Port plans towboat museum
By D.R. STEWART Tulsa World Staff Writer 12/17/99

A towboat museum may be pulling into view at the Tulsa Port of Catoosa, port officials said Thursday.
After several unsuccessful grant proposals to philanthropic organizations over the past two years, the Arkansas River Historical Society and trustees of the City of Tulsa-Rogers County Port Authority have learned that federal money may be available to restore and refurbish a 29-year- old towboat as a classroom and museum.
Port Director Bob Portiss said up to 75 percent of the $431,000 renovation cost of the port- owned M/V Charley Border may be available through an omnibus federal transportation bill, the Transportation Equity Act for the 21st Century (TEA-21). Grants would be administered by the Oklahoma Department of Transportation, Portiss said.
Deputy Port Director Dick Voth said the 1971 20-by-50-foot, twin-propeller Charley Border is valued at $125,000.
"The hull needs to be replaced, and the cost exceeded $100,000," Voth said.
Voth said the port staff recommends that the port donate the value of the towboat as part of its 25 percent local matching funding for the project. Under the proposal, the port would heat, cool and provide janitorial services for the classroom-museum while the historical society would operate and maintain the facility.
The port operates two other working towboats, the 1997 M/V Col. Babe Wilson and the 1981 M/V Glade Kirkpatrick.
The Charley Border was built by the Greenville Shipbuilding Corp., of Greenville, Miss., and was named for C.A. Border, a former member of the Tulsa Chamber of Commerce and an early booster of the Arkansas River Navigation System. The towboat was dedicated the same day as the Port of Catoosa: Feb. 20, 1971.
Voth said the towboat would be sandblasted, cleaned, painted and refurbished and hauled to a location between the port's helicopter pad and its administrative building at 5350 Cimarron Road. Earth would be removed from an embankment so that the hull would be half-enclosed by an earthen berm, enabling visitors to walk in the hull at ground level.

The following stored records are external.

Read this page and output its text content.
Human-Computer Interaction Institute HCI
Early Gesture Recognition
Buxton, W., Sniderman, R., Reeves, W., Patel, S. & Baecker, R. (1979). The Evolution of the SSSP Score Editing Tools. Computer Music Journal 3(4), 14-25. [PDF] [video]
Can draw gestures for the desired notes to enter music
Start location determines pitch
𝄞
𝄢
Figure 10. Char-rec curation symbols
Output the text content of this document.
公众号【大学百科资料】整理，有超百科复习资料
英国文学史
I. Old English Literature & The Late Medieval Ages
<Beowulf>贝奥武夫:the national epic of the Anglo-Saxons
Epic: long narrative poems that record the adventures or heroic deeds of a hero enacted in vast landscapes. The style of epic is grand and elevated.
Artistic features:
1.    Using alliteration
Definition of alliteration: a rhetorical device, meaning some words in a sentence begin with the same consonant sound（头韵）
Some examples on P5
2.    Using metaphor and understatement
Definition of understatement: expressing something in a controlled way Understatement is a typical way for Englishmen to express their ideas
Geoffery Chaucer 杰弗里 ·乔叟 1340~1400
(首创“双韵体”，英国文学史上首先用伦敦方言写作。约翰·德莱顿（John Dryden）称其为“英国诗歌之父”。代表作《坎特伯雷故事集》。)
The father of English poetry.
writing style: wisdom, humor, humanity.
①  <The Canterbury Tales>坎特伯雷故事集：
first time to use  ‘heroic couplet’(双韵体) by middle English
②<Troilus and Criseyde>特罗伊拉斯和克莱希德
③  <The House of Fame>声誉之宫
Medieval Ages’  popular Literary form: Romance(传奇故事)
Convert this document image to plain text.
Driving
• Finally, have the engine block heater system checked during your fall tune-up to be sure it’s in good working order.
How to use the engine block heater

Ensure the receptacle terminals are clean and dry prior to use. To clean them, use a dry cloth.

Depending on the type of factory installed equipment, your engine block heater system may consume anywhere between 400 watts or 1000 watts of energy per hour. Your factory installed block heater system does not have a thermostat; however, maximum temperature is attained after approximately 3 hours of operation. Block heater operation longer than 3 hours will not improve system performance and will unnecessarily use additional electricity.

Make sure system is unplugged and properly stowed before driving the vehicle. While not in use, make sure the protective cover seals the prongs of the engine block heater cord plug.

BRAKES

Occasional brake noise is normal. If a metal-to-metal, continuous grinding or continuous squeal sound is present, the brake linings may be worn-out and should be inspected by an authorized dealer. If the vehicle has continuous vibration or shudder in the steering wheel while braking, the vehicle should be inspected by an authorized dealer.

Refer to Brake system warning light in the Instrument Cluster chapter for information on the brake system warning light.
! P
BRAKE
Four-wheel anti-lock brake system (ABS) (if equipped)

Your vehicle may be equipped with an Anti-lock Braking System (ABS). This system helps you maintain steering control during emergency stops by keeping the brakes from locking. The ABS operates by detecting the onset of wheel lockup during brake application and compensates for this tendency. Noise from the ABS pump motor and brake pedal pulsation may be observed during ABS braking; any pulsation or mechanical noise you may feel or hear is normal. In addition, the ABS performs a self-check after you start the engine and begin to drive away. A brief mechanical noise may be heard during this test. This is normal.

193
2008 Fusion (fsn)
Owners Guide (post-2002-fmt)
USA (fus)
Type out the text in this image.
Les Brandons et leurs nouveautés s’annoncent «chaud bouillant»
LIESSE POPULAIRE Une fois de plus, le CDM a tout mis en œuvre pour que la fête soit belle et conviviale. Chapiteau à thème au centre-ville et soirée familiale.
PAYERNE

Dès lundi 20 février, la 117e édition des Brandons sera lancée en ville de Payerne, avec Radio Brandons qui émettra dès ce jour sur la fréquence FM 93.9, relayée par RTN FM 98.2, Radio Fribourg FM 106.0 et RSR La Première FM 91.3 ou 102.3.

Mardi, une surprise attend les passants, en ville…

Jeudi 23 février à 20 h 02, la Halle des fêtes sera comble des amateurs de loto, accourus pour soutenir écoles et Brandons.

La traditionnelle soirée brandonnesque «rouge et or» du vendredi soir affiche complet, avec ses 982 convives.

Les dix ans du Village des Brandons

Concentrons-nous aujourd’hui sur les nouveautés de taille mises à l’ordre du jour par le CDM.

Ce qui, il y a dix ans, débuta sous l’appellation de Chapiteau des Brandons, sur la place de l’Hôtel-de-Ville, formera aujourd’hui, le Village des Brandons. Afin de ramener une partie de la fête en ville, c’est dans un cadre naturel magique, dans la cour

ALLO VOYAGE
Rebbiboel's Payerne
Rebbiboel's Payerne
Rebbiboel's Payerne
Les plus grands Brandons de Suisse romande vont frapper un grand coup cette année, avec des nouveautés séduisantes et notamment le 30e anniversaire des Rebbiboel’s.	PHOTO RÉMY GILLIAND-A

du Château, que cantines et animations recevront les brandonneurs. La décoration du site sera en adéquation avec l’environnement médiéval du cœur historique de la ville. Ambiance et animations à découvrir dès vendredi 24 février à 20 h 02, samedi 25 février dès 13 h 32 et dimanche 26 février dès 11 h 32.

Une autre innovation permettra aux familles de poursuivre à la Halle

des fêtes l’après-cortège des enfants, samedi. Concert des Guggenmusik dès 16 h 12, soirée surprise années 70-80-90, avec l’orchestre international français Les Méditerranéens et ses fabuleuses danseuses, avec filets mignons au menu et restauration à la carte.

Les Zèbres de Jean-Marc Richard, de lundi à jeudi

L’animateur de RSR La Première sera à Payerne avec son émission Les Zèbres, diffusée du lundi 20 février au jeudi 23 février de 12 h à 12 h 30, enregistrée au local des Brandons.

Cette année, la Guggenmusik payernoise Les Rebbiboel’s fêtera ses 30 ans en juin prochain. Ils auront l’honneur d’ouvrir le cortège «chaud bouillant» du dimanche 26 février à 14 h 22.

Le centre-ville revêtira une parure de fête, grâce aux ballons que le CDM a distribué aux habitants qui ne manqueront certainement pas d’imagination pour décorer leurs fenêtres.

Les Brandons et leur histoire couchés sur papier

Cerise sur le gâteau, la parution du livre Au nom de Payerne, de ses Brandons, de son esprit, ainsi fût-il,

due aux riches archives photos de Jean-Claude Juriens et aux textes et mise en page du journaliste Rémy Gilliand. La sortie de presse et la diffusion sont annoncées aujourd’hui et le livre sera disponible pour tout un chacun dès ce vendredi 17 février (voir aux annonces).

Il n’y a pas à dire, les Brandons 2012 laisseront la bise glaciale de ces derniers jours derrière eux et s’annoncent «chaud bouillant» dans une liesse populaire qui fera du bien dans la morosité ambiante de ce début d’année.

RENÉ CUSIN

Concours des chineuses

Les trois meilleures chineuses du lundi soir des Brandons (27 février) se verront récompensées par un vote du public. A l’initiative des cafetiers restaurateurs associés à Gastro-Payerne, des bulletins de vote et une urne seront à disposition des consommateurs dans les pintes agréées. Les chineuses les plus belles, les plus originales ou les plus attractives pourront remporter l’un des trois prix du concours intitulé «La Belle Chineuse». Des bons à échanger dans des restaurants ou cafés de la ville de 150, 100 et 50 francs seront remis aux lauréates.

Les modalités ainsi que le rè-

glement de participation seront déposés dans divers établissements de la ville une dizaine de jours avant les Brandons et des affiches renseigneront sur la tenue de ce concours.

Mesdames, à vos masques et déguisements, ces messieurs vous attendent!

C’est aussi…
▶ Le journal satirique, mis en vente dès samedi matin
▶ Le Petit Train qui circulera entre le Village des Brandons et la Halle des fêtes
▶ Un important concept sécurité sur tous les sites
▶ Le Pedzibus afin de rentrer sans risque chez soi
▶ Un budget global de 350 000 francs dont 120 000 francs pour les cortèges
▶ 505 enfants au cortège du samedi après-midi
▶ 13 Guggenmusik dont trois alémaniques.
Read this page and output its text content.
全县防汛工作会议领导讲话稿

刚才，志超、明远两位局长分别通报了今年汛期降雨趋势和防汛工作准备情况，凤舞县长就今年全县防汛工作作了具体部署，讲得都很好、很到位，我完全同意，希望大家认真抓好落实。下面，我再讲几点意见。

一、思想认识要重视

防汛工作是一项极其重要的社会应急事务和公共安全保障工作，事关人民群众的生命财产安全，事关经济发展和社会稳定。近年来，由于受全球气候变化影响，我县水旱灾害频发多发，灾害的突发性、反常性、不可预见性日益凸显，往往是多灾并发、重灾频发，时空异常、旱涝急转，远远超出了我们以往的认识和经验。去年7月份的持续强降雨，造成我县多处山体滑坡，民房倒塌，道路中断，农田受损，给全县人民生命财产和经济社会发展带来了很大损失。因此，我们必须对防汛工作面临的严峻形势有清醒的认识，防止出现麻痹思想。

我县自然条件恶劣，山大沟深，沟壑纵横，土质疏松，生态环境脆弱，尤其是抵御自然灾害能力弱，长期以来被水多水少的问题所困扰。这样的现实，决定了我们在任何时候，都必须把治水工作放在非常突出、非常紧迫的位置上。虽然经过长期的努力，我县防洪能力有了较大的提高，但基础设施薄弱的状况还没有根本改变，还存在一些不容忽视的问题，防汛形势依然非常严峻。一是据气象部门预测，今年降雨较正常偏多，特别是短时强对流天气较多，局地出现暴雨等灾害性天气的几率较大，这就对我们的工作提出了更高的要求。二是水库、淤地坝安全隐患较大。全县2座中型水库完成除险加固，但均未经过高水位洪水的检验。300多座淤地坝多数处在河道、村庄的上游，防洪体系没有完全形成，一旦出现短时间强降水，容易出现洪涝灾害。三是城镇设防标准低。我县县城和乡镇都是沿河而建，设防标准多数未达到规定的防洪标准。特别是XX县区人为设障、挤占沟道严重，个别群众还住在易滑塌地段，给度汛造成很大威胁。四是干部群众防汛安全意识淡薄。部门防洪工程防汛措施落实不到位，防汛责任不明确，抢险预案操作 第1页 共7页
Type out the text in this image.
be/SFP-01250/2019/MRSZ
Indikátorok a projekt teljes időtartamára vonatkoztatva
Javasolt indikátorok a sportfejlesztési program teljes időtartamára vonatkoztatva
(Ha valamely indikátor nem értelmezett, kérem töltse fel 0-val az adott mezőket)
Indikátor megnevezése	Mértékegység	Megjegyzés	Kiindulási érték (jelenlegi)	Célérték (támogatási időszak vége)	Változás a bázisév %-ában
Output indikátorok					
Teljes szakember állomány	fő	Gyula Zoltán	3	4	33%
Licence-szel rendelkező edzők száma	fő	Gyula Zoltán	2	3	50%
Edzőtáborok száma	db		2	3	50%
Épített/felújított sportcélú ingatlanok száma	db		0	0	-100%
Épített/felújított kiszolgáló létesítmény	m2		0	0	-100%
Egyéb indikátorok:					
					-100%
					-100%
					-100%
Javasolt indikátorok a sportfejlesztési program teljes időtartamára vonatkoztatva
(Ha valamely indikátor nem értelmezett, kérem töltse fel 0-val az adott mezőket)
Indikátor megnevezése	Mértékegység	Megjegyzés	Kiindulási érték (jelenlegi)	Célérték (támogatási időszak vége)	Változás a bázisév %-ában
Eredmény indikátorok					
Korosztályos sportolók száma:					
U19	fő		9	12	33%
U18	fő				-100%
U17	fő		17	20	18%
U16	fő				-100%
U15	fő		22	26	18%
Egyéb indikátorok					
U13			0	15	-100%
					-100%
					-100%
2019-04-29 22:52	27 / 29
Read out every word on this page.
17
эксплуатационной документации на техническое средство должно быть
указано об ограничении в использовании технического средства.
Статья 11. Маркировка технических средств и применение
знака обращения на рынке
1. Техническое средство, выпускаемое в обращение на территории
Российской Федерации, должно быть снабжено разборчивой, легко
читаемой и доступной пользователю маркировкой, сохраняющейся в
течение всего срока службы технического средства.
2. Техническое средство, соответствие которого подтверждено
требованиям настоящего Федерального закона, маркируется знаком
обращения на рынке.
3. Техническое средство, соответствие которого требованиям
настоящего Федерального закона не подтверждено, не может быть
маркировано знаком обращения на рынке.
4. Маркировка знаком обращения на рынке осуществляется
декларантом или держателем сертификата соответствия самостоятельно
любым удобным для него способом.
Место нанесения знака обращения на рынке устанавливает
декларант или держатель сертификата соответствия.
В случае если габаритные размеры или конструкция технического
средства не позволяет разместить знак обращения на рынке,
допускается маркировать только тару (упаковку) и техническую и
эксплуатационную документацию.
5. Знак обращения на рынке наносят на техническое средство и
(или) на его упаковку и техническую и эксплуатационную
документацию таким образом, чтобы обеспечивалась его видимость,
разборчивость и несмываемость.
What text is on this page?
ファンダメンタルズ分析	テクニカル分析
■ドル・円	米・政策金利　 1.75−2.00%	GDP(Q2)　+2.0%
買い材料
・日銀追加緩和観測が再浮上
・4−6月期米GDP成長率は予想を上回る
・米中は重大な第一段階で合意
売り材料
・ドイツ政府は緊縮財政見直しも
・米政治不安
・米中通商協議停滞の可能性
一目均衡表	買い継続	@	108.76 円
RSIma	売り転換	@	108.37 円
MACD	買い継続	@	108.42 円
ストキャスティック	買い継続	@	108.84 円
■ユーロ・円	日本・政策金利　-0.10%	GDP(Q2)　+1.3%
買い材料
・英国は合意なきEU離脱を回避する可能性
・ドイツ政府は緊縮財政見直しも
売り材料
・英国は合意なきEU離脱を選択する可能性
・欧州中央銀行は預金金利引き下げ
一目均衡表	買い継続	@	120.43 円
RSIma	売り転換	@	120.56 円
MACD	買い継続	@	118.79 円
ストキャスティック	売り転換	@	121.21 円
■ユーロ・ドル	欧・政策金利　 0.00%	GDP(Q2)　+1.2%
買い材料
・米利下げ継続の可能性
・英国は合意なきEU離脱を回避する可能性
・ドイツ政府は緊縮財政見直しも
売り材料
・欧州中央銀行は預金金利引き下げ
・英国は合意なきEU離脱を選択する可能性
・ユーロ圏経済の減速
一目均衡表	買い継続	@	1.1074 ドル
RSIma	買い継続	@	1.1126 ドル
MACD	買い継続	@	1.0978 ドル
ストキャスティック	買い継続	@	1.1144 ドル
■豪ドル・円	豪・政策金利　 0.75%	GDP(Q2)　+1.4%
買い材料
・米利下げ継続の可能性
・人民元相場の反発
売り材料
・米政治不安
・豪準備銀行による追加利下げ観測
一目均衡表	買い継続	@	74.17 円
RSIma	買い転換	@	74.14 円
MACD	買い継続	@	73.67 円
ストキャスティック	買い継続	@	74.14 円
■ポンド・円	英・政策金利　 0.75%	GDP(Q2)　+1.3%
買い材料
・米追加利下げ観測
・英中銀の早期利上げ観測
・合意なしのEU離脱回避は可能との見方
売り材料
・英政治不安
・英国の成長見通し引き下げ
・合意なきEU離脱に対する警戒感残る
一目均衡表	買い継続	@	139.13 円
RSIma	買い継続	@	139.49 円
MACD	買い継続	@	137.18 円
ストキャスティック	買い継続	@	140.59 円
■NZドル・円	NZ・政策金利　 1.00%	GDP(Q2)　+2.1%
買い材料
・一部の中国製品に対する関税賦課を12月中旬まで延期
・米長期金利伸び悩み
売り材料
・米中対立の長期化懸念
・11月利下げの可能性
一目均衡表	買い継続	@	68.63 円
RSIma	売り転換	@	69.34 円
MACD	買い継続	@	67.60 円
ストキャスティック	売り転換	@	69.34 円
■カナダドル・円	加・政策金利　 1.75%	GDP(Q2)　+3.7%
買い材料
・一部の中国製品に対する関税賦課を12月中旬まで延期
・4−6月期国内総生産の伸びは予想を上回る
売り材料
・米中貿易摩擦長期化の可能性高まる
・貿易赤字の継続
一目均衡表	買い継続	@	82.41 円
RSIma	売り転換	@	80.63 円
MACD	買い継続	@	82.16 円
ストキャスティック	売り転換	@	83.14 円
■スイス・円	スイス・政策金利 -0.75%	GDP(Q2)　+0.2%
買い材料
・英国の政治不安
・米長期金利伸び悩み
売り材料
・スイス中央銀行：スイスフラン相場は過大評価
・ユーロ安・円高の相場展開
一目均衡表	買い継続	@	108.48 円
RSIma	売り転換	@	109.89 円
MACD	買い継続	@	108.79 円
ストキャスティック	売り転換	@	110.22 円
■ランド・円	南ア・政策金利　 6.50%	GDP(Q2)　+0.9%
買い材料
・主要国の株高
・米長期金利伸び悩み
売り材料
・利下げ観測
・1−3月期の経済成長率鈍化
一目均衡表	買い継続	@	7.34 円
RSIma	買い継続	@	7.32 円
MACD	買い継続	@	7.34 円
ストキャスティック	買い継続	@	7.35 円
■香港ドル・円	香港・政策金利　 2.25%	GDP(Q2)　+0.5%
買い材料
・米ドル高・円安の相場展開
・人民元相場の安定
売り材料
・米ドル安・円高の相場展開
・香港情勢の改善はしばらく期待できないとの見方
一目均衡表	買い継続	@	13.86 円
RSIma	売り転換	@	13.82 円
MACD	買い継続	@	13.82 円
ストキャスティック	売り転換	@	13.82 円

The hull, or ground floor of the towboat would be a heated and air-conditioned classroom that would be adjacent to the historical society-operated port museum, Voth said. of the Charley Border would be designed to walk through, but they wouldn't be heated or air conditioned," Voth said.
Jeff Jones, president of the historical society, said the towboat classroom-museum could be a milestone for the port and northeastern Oklahoma.
"We have a lot of grand ideas for this project," Jones said. "We're looking forward to having children coming through the Charley Border and we're thinking about virtual navigation in the pilot house with some kind of a GPS (global positioning satellite) system. It would be something where you could "pilot" the boat down the river" in a waterborne form of an aircraft simulator, Jones said.
The board approved the donation of the towboat as the local matching share, directed staff to apply for federal grant money and approved the hiring of the Dewberry Design Group to prepare preliminary plans and cost estimates.